Start where equity and desirability meet
This system pattern shows:
how adding equity to the Desirable, Viable, Feasible model changes where and how design starts and how it shifts:
- what is considered a good idea
- whose needs are prioritised
- and how system impacts are understood
It moves equity from:
- a late stage consideration
to:
- a core design condition from the beginning
How the system behaves over time
When equity is not explicit:
- design starts from a “typical user” that reflects dominant groups
- systemic issues are carried through into new solutions
- what is seen as “desirable” is shaped by those already well served
- barriers are normalised rather than questioned
- equity is checked late, when options are already constrained
Over time:
- inequities are maintained and often deepened
- outcomes for some groups continue to be worse than others
- access, experience and outcomes remain uneven
- people who are not well served disengage or are excluded
- trust is eroded, particularly for communities who have experienced this repeatedly
- systems require ongoing correction, rather than addressing root causes
When equity is designed in from the start:
- equity is not assumed, it is actively designed for and measured
- design begins with an explicit understanding of existing inequities
- those most affected are centred in early thinking, not added later
- systemic barriers are identified and deliberately addressed
- what is considered “desirable” is reshaped to include a wider range of experiences
- trade offs are surfaced and made consciously, not invisibly
Over time:
- inequities are reduced, not reproduced
- outcomes begin to shift for groups who have been consistently underserved
- access, experience and outcomes become more consistent and fair
- trust strengthens, particularly where it has previously been low
- fewer corrective interventions are needed because root causes are addressed earlier
- the system becomes more responsive, legitimate, and able to learn
What is really going on
The original model balances three important forces:
- desirability
- feasibility
- viability
But it assumes a relatively neutral starting point.

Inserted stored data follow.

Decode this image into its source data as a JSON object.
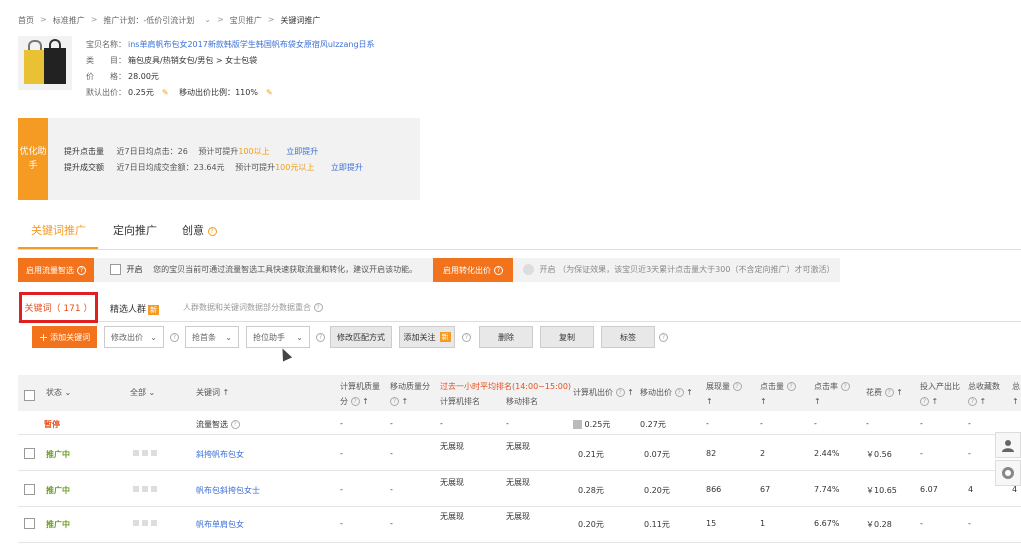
{
  "breadcrumb": [
    "首页",
    "标准推广",
    "推广计划：-低价引流计划",
    "宝贝推广",
    "关键词推广"
  ],
  "product": {
    "name_label": "宝贝名称：",
    "name_value": "ins单肩帆布包女2017新款韩版学生韩国帆布袋女原宿风ulzzang日系",
    "category_label": "类　　目：",
    "category_value": "箱包皮具/热销女包/男包 > 女士包袋",
    "price_label": "价　　格：",
    "price_value": "28.00元",
    "default_bid_label": "默认出价：",
    "default_bid_value": "0.25元",
    "mobile_ratio_label": "移动出价比例：",
    "mobile_ratio_value": "110%"
  },
  "helper": {
    "tag": "优化助手",
    "row1": {
      "title": "提升点击量",
      "desc": "近7日日均点击：26",
      "expect": "预计可提升",
      "expect_val": "100以上",
      "link": "立即提升"
    },
    "row2": {
      "title": "提升成交额",
      "desc": "近7日日均成交金额：23.64元",
      "expect": "预计可提升",
      "expect_val": "100元以上",
      "link": "立即提升"
    }
  },
  "tabs": {
    "keyword": "关键词推广",
    "targeting": "定向推广",
    "creative": "创意"
  },
  "smart": {
    "btn": "启用流量智选",
    "toggle": "开启",
    "tip": "您的宝贝当前可通过流量智选工具快速获取流量和转化，建议开启该功能。",
    "conv_btn": "启用转化出价",
    "conv_toggle": "开启",
    "conv_tip": "（为保证效果，该宝贝近3天累计点击量大于300（不含定向推广）才可激活）"
  },
  "subtabs": {
    "keyword": "关键词（ 171 ）",
    "crowd": "精选人群",
    "new": "新",
    "note": "人群数据和关键词数据部分数据重合"
  },
  "toolbar": {
    "add": "添加关键词",
    "modify_bid": "修改出价",
    "rank": "抢首条",
    "rank_helper": "抢位助手",
    "match": "修改匹配方式",
    "follow": "添加关注",
    "follow_new": "新",
    "delete": "删除",
    "copy": "复制",
    "tag": "标签"
  },
  "thead": {
    "status": "状态",
    "all": "全部",
    "keyword": "关键词",
    "pc_quality": "计算机质量",
    "pc_quality2": "分",
    "mobile_quality": "移动质量分",
    "hour_rank": "过去一小时平均排名(14:00~15:00)",
    "pc_rank": "计算机排名",
    "mobile_rank": "移动排名",
    "pc_bid": "计算机出价",
    "mobile_bid": "移动出价",
    "impressions": "展现量",
    "clicks": "点击量",
    "ctr": "点击率",
    "cost": "花费",
    "roi": "投入产出比",
    "favs": "总收藏数",
    "more": "总"
  },
  "rows": [
    {
      "status": "暂停",
      "keyword": "流量智选",
      "pc_q": "-",
      "m_q": "-",
      "pc_rank": "-",
      "m_rank": "-",
      "pc_bid": "0.25元",
      "m_bid": "0.27元",
      "imp": "-",
      "clk": "-",
      "ctr": "-",
      "cost": "-",
      "roi": "-",
      "fav": "-"
    },
    {
      "status": "推广中",
      "keyword": "斜挎帆布包女",
      "pc_q": "-",
      "m_q": "-",
      "pc_rank": "无展现",
      "m_rank": "无展现",
      "pc_bid": "0.21元",
      "m_bid": "0.07元",
      "imp": "82",
      "clk": "2",
      "ctr": "2.44%",
      "cost": "￥0.56",
      "roi": "-",
      "fav": "-"
    },
    {
      "status": "推广中",
      "keyword": "帆布包斜挎包女士",
      "pc_q": "-",
      "m_q": "-",
      "pc_rank": "无展现",
      "m_rank": "无展现",
      "pc_bid": "0.28元",
      "m_bid": "0.20元",
      "imp": "866",
      "clk": "67",
      "ctr": "7.74%",
      "cost": "￥10.65",
      "roi": "6.07",
      "fav": "4",
      "more": "4"
    },
    {
      "status": "推广中",
      "keyword": "帆布单肩包女",
      "pc_q": "-",
      "m_q": "-",
      "pc_rank": "无展现",
      "m_rank": "无展现",
      "pc_bid": "0.20元",
      "m_bid": "0.11元",
      "imp": "15",
      "clk": "1",
      "ctr": "6.67%",
      "cost": "￥0.28",
      "roi": "-",
      "fav": "-"
    }
  ]
}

Designs do not start neutral, it starts from the system we already have.
They reflect:
- historical norms and actions that excluded groups from power and control
- entrenched patterns of advantage and disadvantage
- structural privilege and exclusion
- policies and practices that continue to produce unequal outcomes
Without making equity explicit:
- those conditions are carried forward into new design
- they remain largely invisible in early decision making
- and become harder to address once options are set
Adding equity changes the lens, not just the model.
Why this is hard to shift
- Equity is often treated as a policy or compliance requirement, not a design condition
- Teams may not have confidence or capability to engage with equity early
- There can be uncertainty about how to apply equity in practical terms
- Time and delivery pressure push teams toward faster, more familiar approaches
- Existing data and evidence may not fully reflect lived experience
So equity is often:
- considered later
- narrowed in scope
- or applied inconsistently
What helps shift the pattern
- Make equity an explicit part of design frameworks and language
- Start design work in the intersection of desirability and equity
- Use prompts that surface who benefits, who is excluded, and what is reinforced
- Bring lived experience into early stages, not just validation
- Build shared understanding of existing system inequities
- Develop individual and team critical consciousness about how systems advantage and disadvantage different groups
- Create space to reflect on assumptions, power, and perspective in decision making
- Treat equity as informing decisions, not just assessing them
- Strengthen capability to apply equity in practical, everyday design work
In Aotearoa, this includes explicitly incorporating equity analysis and Te Tiriti o Waitangi obligations into design and decision making.
Reflection questions
- Who is this solution designed for, and who might it miss?
- What existing inequities could this reinforce or reduce?
- How are different experiences reflected in early design thinking?
- Are we starting in desirability alone, or in desirability and equity?
- What evidence or lived experience are we drawing on?
- How would this design be experienced by those least well served today?
- What would change if equity was treated as a starting condition?